🤖 AI Summary
Rheumatoid arthritis (RA) pathogenesis remains incompletely understood, particularly regarding understudied hub genes in synovial tissue co-expression networks. Method: We constructed a weighted gene co-expression network from RA synovial transcriptomes, integrated Louvain/Leiden module detection, node strength ranking, and functional enrichment, and innovatively developed a novelty scoring framework combining GWAS significance and PubMed literature coverage. Contribution/Results: This approach identified five high-centrality hub genes with weak prior RA association evidence. These genes are significantly enriched in adaptive immune pathways, exhibit positive correlations with T- and B-cell markers and negative correlations with NK-cell markers—aligning with RA’s hallmark immune dysregulation. The framework establishes a scalable, interpretable paradigm for prioritizing candidate genes in autoimmune diseases, bridging network topology, genetic evidence, and literature-based knowledge.
📝 Abstract
Understanding the modular structure and central elements of complex biological networks is critical for uncovering system-level mechanisms in disease. Here, we constructed weighted gene co-expression networks from bulk RNA-seq data of rheumatoid arthritis (RA) synovial tissue, using pairwise correlation and a percolation-guided thresholding strategy.

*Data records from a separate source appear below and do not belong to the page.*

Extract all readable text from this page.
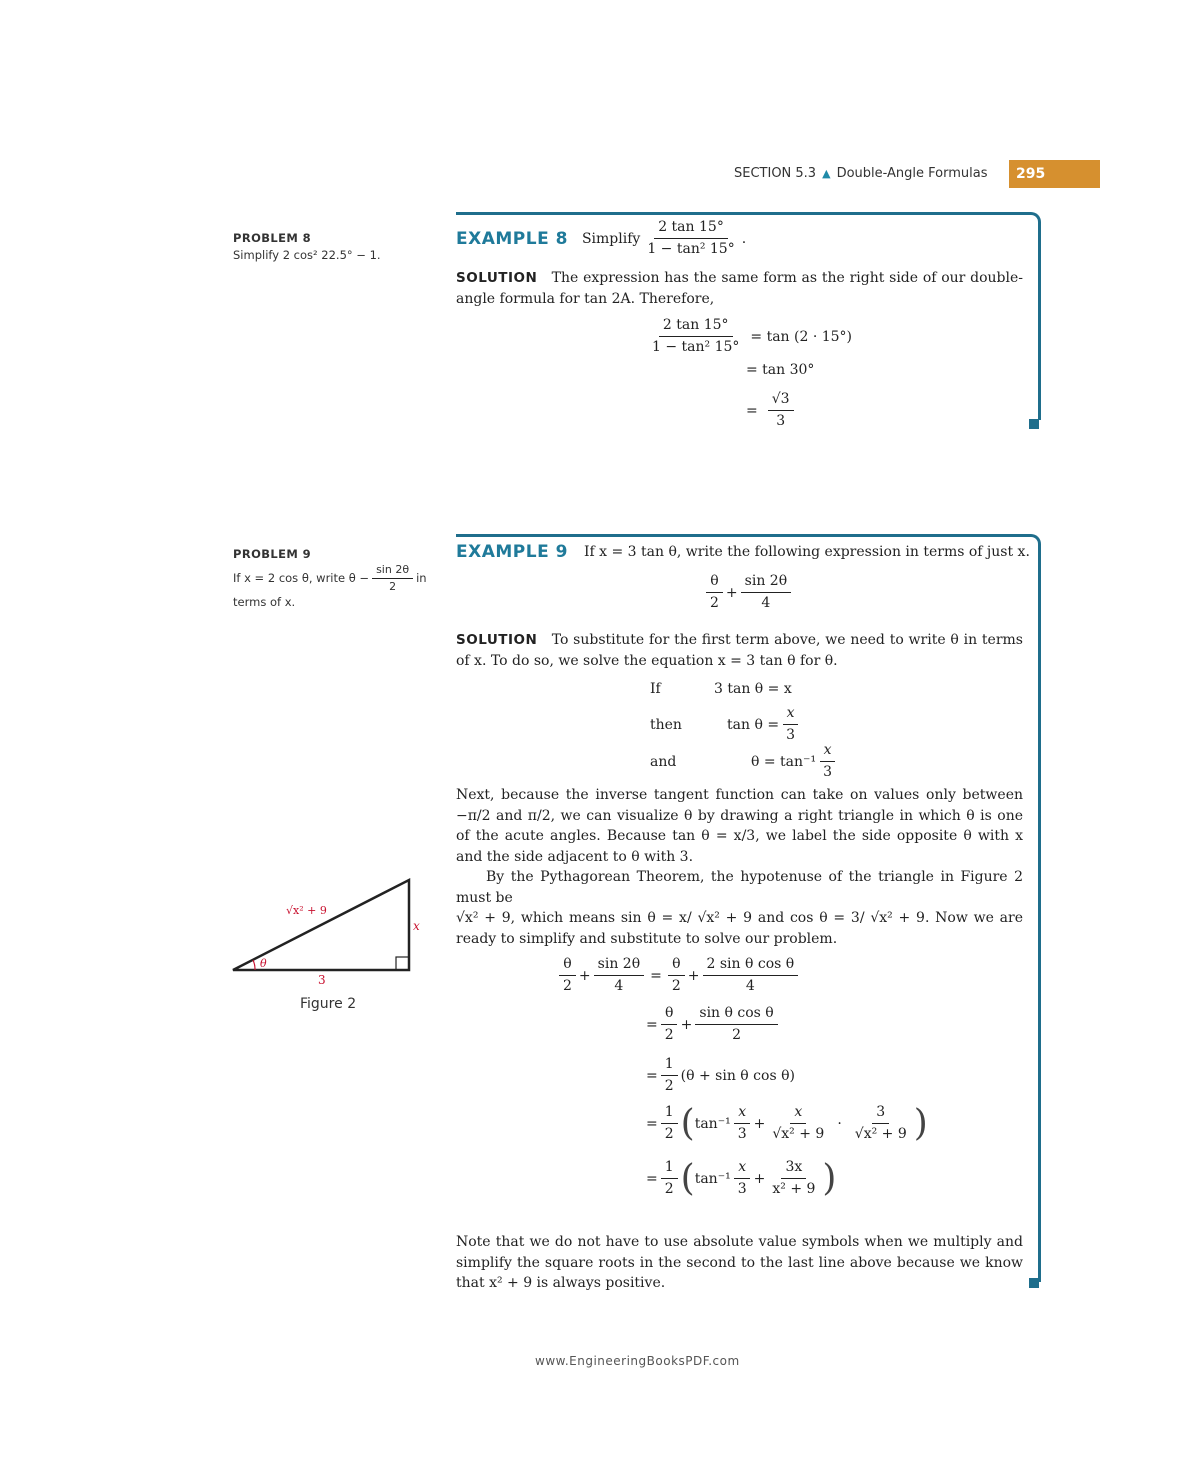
SECTION 5.3 ▲ Double-Angle Formulas	295
PROBLEM 8
Simplify 2 cos² 22.5° − 1.
EXAMPLE 8 Simplify $\frac{2 \tan 15^\circ}{\text{1 − tan² 15°}}$ .
SOLUTION The expression has the same form as the right side of our double-angle formula for tan 2A. Therefore,
$\frac{2 \tan 15^\circ}{\text{1 − tan² 15°}} = \tan (2 \cdot 15^\circ)$
= tan 30°
= $\frac{√3}{3}$
PROBLEM 9

If x = 2 cos θ, write $\theta - \frac{\sin 2\theta}{2}$ in
terms of x.
EXAMPLE 9 If x = 3 tan θ, write the following expression in terms of just x.
$\frac{\theta}{2} + \frac{\sin 2\theta}{4}$
SOLUTION To substitute for the first term above, we need to write θ in terms of x. To do so, we solve the equation x = 3 tan θ for θ.
If	3 tan θ = x
then	$\tan \theta = \frac{x}{3}$
and	$\theta = \tan^{-1} \frac{x}{3}$
Next, because the inverse tangent function can take on values only between −π/2 and π/2, we can visualize θ by drawing a right triangle in which θ is one of the acute angles. Because tan θ = x/3, we label the side opposite θ with x and the side adjacent to θ with 3.
By the Pythagorean Theorem, the hypotenuse of the triangle in Figure 2 must be
√x² + 9, which means sin θ = x/ √x² + 9 and cos θ = 3/ √x² + 9. Now we are ready to simplify and substitute to solve our problem.
$\frac{\theta}{2} + \frac{\sin 2\theta}{4} = \frac{\theta}{2} + \frac{\text{2 sin θ cos θ}}{4}$
= $\frac{\theta}{2} + \frac{\text{sin θ cos θ}}{2}$
= $\frac{1}{2} (\theta + \sin \theta$ cos θ)
= $\frac{1}{2}$ ( $\tan^{-1} \frac{x}{3} + \frac{x}{\text{√x² + 9}} \cdot \frac{3}{\text{√x² + 9}}$ )
= $\frac{1}{2}$ ( $\tan^{-1} \frac{x}{3} + \frac{3x}{\text{x² + 9}}$ )
Note that we do not have to use absolute value symbols when we multiply and simplify the square roots in the second to the last line above because we know that x² + 9 is always positive.
√x² + 9
x
3
θ
Figure 2
www.EngineeringBooksPDF.com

Community detection with Louvain and Leiden algorithms revealed robust modules, and node-strength ranking identified the top 50 hub genes globally and within communities. To assess novelty, we integrated genome-wide association studies (GWAS) with literature-based evidence from PubMed, highlighting five high-centrality genes with little to no prior RA-specific association. Functional enrichment confirmed their roles in immune-related processes, including adaptive immune response and lymphocyte regulation. Notably, these hubs showed strong positive correlations with T- and B-cell markers and negative correlations with NK-cell markers, consistent with RA immunopathology. Overall, our framework demonstrates how correlation-based network construction, modularity-driven clustering, and centrality-guided novelty scoring can jointly reveal informative structure in omics-scale data. This generalizable approach offers a scalable path to gene prioritization in RA and other autoimmune conditions.